Thursday, October 10, 2013

AbEx v. Pop, 2013

—Creativity—

Working on one of my paintings this evening, it strikes me that my work is not primarily about balancing abstraction with realism. My work is now, and always has been, about melding my subjective reality with an objective reality that we all, more or less, share. It's the old dichotomy between Abstract Expressionism and Pop. The language of Abstract Expressionism was personal and subjective. Pop presented a communal language. Pop tried to be even more objective than our shared values by removing the familiar color from our flag, for instance. Or making a taken-for-granted object so large we have to consider it for the first time. Or repeating a representation of an icon so many times it becomes as strange and new as Hobbes' mantra of the word "smock."
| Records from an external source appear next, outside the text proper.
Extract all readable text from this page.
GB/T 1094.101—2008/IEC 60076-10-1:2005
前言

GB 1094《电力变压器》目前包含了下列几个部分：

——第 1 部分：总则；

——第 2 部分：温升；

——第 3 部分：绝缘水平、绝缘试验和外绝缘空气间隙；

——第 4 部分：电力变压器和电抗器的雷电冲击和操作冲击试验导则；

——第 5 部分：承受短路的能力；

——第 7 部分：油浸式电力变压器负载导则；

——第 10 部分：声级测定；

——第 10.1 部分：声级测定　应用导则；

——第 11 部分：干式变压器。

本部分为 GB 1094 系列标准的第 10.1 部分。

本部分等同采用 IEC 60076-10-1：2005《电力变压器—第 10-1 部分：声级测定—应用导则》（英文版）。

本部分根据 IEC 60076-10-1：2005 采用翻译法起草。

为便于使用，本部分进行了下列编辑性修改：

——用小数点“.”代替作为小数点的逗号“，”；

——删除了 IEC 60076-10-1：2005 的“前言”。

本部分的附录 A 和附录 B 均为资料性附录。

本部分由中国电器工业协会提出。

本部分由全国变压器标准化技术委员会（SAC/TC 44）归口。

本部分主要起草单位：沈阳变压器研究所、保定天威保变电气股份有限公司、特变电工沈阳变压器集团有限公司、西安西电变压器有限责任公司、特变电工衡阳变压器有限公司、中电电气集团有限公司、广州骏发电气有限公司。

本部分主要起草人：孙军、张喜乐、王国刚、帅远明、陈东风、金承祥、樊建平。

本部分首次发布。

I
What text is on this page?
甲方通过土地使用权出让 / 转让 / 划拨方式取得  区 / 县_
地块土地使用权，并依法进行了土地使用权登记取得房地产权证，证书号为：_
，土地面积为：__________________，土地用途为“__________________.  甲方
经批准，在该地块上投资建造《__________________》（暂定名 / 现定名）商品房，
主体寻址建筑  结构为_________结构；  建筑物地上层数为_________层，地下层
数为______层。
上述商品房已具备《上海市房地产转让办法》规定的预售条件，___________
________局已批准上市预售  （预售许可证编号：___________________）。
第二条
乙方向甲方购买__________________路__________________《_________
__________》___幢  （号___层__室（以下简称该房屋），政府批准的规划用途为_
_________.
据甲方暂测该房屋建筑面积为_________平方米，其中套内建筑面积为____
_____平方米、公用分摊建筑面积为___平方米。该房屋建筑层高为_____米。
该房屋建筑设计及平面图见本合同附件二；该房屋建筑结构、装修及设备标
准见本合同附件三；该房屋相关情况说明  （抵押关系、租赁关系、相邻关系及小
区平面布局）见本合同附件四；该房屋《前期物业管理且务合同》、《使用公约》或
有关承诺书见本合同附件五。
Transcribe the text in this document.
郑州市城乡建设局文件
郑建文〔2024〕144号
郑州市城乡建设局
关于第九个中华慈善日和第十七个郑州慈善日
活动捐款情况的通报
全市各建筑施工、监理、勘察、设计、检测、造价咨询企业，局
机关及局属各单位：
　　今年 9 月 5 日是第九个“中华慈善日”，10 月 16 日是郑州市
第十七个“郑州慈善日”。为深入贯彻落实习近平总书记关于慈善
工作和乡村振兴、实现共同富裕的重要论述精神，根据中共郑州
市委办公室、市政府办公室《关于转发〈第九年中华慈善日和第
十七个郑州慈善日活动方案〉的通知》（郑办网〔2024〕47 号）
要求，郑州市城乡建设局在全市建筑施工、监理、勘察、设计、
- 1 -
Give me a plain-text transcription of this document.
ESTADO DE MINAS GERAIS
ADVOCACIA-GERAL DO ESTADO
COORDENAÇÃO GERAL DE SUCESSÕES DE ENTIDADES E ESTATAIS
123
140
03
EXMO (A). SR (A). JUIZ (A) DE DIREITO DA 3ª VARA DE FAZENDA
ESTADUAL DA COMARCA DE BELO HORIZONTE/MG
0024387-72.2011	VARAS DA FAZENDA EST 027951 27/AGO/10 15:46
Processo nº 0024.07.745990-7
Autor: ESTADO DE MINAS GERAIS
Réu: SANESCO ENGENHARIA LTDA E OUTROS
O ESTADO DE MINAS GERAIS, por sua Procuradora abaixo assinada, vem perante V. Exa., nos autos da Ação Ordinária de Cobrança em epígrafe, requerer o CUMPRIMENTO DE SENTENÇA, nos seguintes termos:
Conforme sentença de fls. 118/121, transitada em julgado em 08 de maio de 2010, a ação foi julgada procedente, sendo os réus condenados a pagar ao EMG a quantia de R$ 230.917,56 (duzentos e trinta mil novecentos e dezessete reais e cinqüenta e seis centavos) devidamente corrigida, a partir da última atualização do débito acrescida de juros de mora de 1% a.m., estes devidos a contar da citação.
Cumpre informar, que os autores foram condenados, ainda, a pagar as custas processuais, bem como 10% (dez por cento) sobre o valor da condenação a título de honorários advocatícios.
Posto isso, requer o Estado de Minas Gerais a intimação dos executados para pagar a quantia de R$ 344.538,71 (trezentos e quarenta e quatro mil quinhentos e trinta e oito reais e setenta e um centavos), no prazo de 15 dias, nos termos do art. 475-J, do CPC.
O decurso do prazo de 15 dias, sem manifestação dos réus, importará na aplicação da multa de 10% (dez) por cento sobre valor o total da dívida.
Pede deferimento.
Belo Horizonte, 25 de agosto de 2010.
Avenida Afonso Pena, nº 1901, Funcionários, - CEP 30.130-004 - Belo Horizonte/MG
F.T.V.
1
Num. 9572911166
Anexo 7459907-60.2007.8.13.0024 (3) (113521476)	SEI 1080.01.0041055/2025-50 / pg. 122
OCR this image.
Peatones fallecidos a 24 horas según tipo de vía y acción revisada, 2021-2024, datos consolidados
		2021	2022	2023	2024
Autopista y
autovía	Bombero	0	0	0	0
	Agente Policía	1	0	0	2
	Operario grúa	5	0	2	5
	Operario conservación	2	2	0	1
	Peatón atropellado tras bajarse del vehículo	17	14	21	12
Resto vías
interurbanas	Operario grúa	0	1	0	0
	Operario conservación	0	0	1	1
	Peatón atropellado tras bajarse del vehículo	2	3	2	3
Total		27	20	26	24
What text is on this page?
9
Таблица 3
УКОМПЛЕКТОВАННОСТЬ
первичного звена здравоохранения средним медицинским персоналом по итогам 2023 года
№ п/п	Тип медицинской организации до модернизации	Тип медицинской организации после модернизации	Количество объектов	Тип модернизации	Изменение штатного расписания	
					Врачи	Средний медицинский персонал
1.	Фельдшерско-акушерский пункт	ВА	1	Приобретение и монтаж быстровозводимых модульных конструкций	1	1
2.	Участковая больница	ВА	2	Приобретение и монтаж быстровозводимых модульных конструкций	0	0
The best Abstract Expression has always utilized universal qualities in shape, color, and rhythm. And the best Pop art has always relied upon the artist's stylistic choices. In my work, I reconfigure a dead-pan representation of people and places using techniques that make them new and strange. In this way, I accept the job the poet is licensed to perform, taking the liberty of imposing my own colors and textures onto the renderings, rearranging them as I see fit. In doing so, I believe my work is trending with changes in the art world that seek to bring some consensus to the AbEx versus Pop dichotomy.